To solve solve inequalities that involve absolute values, we use following definition of absolute values:

|f(x)|={(f(x) if f(x)>=0),(-f(x) if f(x)<0):}.

Besides, we can use method of squaring of both sides of inequality, that is based on the following fact:

Fact. If expressions f(x) and g(x) for all x take only non-negative values, then inequalities f(x)>g(x) and (f(x))^2>(g(x))^2 are equivalent.

Example 1. Solve inequality |x-1|<2.

Solution 1. Quantity |x-1| can be considered as distance on coordinate line between points x and 1. Therefore, we need to find all points x, such that distance between x and 1 is less than 2. With the help of coordinate line it can be found that set of solutions of inequality is interval (-1,3).

Solution 2. Since |x-1| and 2 are always non-negative (in fact 2 is always positive) we can use above fact: |x-1|<2 is equivalent to (|x-1|)^2>2^2 or x^2-2x+1>4. From this we have that x^2-2x-3<0, whose set of solutions is (-1,3). Thus, set of solutions of initial inequality is also (-1,3).

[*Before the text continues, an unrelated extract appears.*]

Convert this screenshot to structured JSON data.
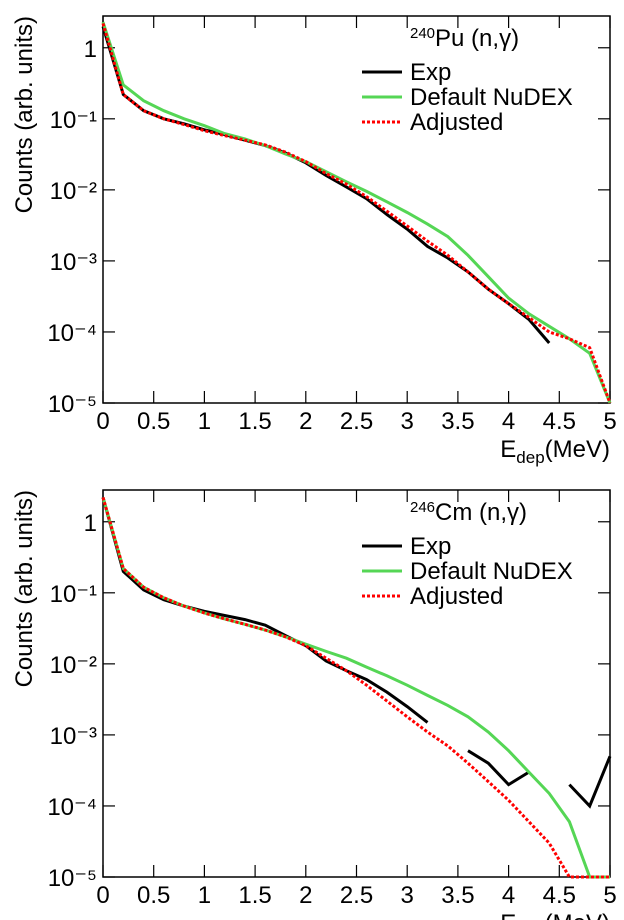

Solution 3. By definition of absolute value: |x-1|={(x-1 if x-1>=0),(-(x-1) if x-1<0):}.

Therefore, we have following set of systems:

{(x-1<2),(x-1>=0):} or {(-(x-1)<2),(x-1<0):}.

From first system it follows that 1<=x<3, from second system it follows that -1<x<1. Taking union of these intervals, we obtain final answer: -1<x<3 or in interval notation (-1,3).

Example 2. Solve inequaltiy |2x+4|<=3x+2.

If |2x+4|>=0 then |2x+4|=2x+4, and inequality can be rewritten as 2x+4<=3x+2.

If |2x+4|<0 then |2x+4|=-(2x+4), and inequality can be rewritten as -(2x+4)<=3x+2.

Therefore, we obtain set of systems:

{(2x+4<=3x+2),(2x+4>=0):} or {(-(2x+4)<=3x+2),(2x+4<0):}.

This set can be rewritten as

{(x>=2),(x>=-2):} or {(5x>=-6),(x<-2):}.

From first system we obtain that x>=2, second system doesn't have solutions.

Therefore, solution of the initial inequality is [2,+oo).

Example 3. Solve inequaltiy |1-2x|>8-x.

If 1-2x>=0 then 1-2x=1-2x, and inequality can be rewritten as 1-2x>8-x.

If 1-2x<0 then |1-2x|=-(1-2x), and inequality can be rewritten as -(1-2x)>8-x.

Therefore, we obtain set of systems:

{(1-2x>8-x),(1-2x>=0):} or {(-(1-2x)>8-x),(1-2x<0):}.

This set can be rewritten as

{(x<-7),(x<=1/2):} or {(x>3),(x>1/2):}.

From first system we obtain that x<-7, from second we have that x>3.

Therefore, solution of the initial inequality is (-oo,-7)uu(3,+oo).